Pollution
Humain
Environnement
Economique

At around 12.20 pm, in a fuel storage depot, an employee noted that a bitumen tank being filled was overflowing. Owing to its temperature, the product outside the tank began releasing vapours and insulating materials covering the tank caught fire. The site implemented its safety devices and the internal contingency plan was put into action as a preventive measure. The emergency services were informed and the depot was partially evacuated. The firemen set up two foam monitors and prevented the fire from spreading to the other tanks located nearby. The operator began extracting the bitumen from the tank concerned. The fire was brought under control at around 1.20 pm and the internal contingency plan was lifted at 2.00 pm. The leak remained confined in the catchpit. Property damage was minor. According to the operator’s analysis, various parameters were united which led to the spillage from the tank: excess product, gauge well damaged not allowing proper flow, and the spillage went undetected. The excess product was attributed to the fact that the finished product manufacturing unit had being using less product, and thus tank contained an already large stock.
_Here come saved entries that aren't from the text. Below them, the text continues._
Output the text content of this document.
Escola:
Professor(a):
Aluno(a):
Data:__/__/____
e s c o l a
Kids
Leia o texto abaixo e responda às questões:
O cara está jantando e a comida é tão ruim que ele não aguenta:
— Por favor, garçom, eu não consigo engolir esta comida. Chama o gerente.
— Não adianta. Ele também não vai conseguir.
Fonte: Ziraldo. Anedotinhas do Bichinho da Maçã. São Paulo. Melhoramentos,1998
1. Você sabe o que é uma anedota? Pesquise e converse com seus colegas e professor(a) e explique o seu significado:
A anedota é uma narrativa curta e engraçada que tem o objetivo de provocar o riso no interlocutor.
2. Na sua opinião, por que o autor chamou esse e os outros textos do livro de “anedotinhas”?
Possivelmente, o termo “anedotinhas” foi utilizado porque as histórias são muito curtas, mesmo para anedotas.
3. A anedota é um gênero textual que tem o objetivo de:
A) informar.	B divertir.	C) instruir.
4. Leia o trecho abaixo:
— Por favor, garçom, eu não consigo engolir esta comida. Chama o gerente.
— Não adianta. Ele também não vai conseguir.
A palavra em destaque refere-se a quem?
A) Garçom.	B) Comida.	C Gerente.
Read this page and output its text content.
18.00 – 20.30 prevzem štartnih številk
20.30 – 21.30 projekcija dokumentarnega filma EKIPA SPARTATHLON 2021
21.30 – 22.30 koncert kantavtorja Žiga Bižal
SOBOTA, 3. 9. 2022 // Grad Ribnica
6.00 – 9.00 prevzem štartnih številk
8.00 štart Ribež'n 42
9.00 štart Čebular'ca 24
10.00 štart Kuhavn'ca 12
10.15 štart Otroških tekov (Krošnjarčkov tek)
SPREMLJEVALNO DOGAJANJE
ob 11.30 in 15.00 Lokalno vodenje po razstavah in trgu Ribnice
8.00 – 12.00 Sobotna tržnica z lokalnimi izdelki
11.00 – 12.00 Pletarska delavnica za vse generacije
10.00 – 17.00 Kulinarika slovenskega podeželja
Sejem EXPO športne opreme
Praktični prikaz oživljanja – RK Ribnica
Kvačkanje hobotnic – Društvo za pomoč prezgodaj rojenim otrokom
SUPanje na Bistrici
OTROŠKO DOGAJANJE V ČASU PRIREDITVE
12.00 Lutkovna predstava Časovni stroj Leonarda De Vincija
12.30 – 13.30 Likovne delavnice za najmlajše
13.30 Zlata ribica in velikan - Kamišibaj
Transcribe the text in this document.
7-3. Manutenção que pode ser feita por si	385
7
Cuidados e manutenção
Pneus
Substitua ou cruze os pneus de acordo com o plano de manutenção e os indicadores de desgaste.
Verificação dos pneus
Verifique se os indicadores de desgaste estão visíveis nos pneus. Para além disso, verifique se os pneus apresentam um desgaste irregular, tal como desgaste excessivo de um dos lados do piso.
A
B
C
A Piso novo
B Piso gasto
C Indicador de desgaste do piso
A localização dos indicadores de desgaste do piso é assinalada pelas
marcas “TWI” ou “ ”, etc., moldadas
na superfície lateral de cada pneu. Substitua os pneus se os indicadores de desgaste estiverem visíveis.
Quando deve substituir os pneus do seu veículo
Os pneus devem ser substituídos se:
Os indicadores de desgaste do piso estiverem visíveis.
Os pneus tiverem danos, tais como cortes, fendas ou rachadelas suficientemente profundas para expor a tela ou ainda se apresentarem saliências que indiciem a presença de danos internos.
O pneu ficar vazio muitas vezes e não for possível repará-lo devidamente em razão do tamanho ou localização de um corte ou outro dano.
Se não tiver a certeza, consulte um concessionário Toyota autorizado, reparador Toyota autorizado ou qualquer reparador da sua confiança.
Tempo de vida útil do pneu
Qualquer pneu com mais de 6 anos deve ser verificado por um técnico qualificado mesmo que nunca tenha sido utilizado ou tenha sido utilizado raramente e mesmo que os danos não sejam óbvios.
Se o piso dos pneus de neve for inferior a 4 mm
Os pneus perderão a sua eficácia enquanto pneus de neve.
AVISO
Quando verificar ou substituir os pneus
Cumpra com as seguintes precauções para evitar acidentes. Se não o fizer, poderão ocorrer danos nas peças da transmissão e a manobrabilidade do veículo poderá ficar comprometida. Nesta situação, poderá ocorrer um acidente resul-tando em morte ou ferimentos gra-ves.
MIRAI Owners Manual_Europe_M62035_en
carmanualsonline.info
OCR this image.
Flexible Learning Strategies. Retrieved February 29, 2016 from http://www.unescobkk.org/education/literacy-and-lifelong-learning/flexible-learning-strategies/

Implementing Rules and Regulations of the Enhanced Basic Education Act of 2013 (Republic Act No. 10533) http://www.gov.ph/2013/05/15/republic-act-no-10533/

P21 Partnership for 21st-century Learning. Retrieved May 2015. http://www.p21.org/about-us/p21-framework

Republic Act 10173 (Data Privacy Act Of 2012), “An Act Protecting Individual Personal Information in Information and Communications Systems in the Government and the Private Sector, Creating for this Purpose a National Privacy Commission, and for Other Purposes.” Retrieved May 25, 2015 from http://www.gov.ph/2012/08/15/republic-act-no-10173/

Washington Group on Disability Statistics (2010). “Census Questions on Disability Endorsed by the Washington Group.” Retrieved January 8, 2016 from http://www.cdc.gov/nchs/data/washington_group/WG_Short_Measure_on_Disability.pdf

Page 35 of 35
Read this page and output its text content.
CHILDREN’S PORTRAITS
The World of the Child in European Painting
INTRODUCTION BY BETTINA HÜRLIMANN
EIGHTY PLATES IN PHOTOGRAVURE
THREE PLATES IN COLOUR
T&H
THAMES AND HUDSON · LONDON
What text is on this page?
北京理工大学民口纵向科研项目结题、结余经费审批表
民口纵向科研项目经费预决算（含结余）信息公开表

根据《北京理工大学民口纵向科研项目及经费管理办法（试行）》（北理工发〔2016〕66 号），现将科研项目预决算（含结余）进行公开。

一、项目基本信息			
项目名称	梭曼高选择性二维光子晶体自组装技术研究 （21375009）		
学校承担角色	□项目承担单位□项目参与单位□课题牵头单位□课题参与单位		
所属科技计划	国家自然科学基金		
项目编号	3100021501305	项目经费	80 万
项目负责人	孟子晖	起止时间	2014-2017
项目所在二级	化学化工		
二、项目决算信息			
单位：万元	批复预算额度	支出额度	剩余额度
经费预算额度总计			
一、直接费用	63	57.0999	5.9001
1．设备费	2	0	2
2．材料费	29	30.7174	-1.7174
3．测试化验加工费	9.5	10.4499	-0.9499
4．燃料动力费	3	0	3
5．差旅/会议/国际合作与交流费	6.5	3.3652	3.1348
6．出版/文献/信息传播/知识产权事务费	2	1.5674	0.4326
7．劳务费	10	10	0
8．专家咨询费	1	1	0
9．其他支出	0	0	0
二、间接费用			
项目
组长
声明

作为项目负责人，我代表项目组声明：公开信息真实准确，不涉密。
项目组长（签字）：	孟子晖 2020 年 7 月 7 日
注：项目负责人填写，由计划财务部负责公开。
The non-detection of the rising level in the tank, followed by the spillage can be attributed to: the level rule was unavailable as it had not yet been repaired (the repair operation would require that the tank be drained), incorrect operation of the very high level/vibrating blade device (not maintained, no technical file, adaptation/product measured?), 24-hour shift in the computerised stock monitoring application, no consultation of the information given by the local level gauge. The product most likely ignited because the tank was very hot, combined with the presence of pyrophoric sulfides. In terms of corrective action, the operator agreed to repair the rule, study and install a very high level detector. In terms of organisational planning, the operators were trained, for stock calculation purposes, in the application, development and implementation of a maintenance procedure with periodic verifications for managing all levels on the site. More generally speaking, the operator has organised a program to monitor the implementation of improvement actions (including corrective actions).